Gene mutation Assays (Tests n° 1 -2):

- A Bacterial Reverse mutation Assay (Ames test) was performed according to OECD test guideline No 471 with the supporting substance (see the corresponding ESR for read-across justification). No significant increases in the frequency of revertant colonies were recorded for any of the bacterial strains, with any dose, either in the presence or absence of metabolic activation. The supporting substance does not induce gene mutations in bacteria under the test condition whereas all positive control chemicals (with and without metabolic activation) induced significant increase of colonies. The supporting substance and the registered substance are therefore considered as non-mutagenic according to the Ames test.

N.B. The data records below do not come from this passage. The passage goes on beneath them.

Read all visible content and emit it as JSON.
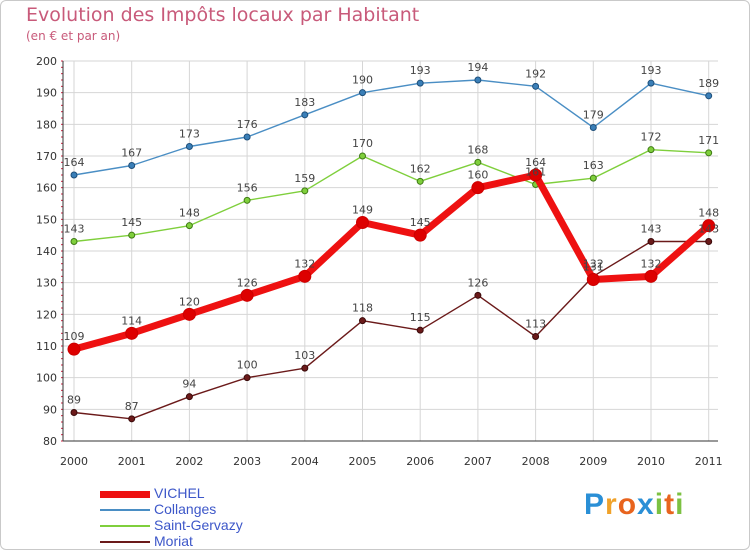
{
  "header": {
    "title": "Evolution des Impôts locaux par Habitant",
    "subtitle": "(en € et par an)"
  },
  "logo": {
    "letters": [
      "P",
      "r",
      "o",
      "x",
      "i",
      "t",
      "i"
    ],
    "colors": [
      "#2a8fd6",
      "#f0a22a",
      "#e8641e",
      "#2a8fd6",
      "#7cc142",
      "#e8641e",
      "#7cc142"
    ]
  },
  "chart_data": {
    "type": "line",
    "x": [
      "2000",
      "2001",
      "2002",
      "2003",
      "2004",
      "2005",
      "2006",
      "2007",
      "2008",
      "2009",
      "2010",
      "2011"
    ],
    "ylim": [
      80,
      200
    ],
    "yticks": [
      80,
      90,
      100,
      110,
      120,
      130,
      140,
      150,
      160,
      170,
      180,
      190,
      200
    ],
    "grid": true,
    "legend_position": "bottom-left",
    "series": [
      {
        "name": "VICHEL",
        "values": [
          109,
          114,
          120,
          126,
          132,
          149,
          145,
          160,
          164,
          131,
          132,
          148
        ],
        "color": "#ee1111"
      },
      {
        "name": "Collanges",
        "values": [
          164,
          167,
          173,
          176,
          183,
          190,
          193,
          194,
          192,
          179,
          193,
          189
        ],
        "color": "#4a8ec4"
      },
      {
        "name": "Saint-Gervazy",
        "values": [
          143,
          145,
          148,
          156,
          159,
          170,
          162,
          168,
          161,
          163,
          172,
          171
        ],
        "color": "#7fcf3c"
      },
      {
        "name": "Moriat",
        "values": [
          89,
          87,
          94,
          100,
          103,
          118,
          115,
          126,
          113,
          132,
          143,
          143
        ],
        "color": "#6b1a1a"
      }
    ]
  }
}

- Inability to produce gene mutation was confirmed in mammal cells using an in vitro gene mutation assay in L5178Y tk+/-(3.7.2C) mouse lymphoma cells. None of the dose levels up to the cytotoxicity limit with the substance, either in the presence or absence of metabolic activation, induced significant mutant frequency increases in the initial or repeat experiments whereas both positive control chemicals (with and without metabolic activation) induced significant mutant frequency increases. Therefore, the registered substance is considered as negative for inducing gene mutations at the TK locus in L5178Y mouse lymphoma cells under activation and non-activation conditions used in this assay. This result confirms the results of the Ames test and extends the non-mutagenic effect of the registered substance to mammalian cells.

Justification for classification or non-classification

Harmonized classification:

The substance has no harmonized classification according to the Regulation (EC) No. 1272/2008.

Self-classification:

Based on the available information, no additional classification is proposed regarding genetic toxicity according to the Annex VI of the Regulation (EC) No. 1272/2008 (CLP) and to the GHS.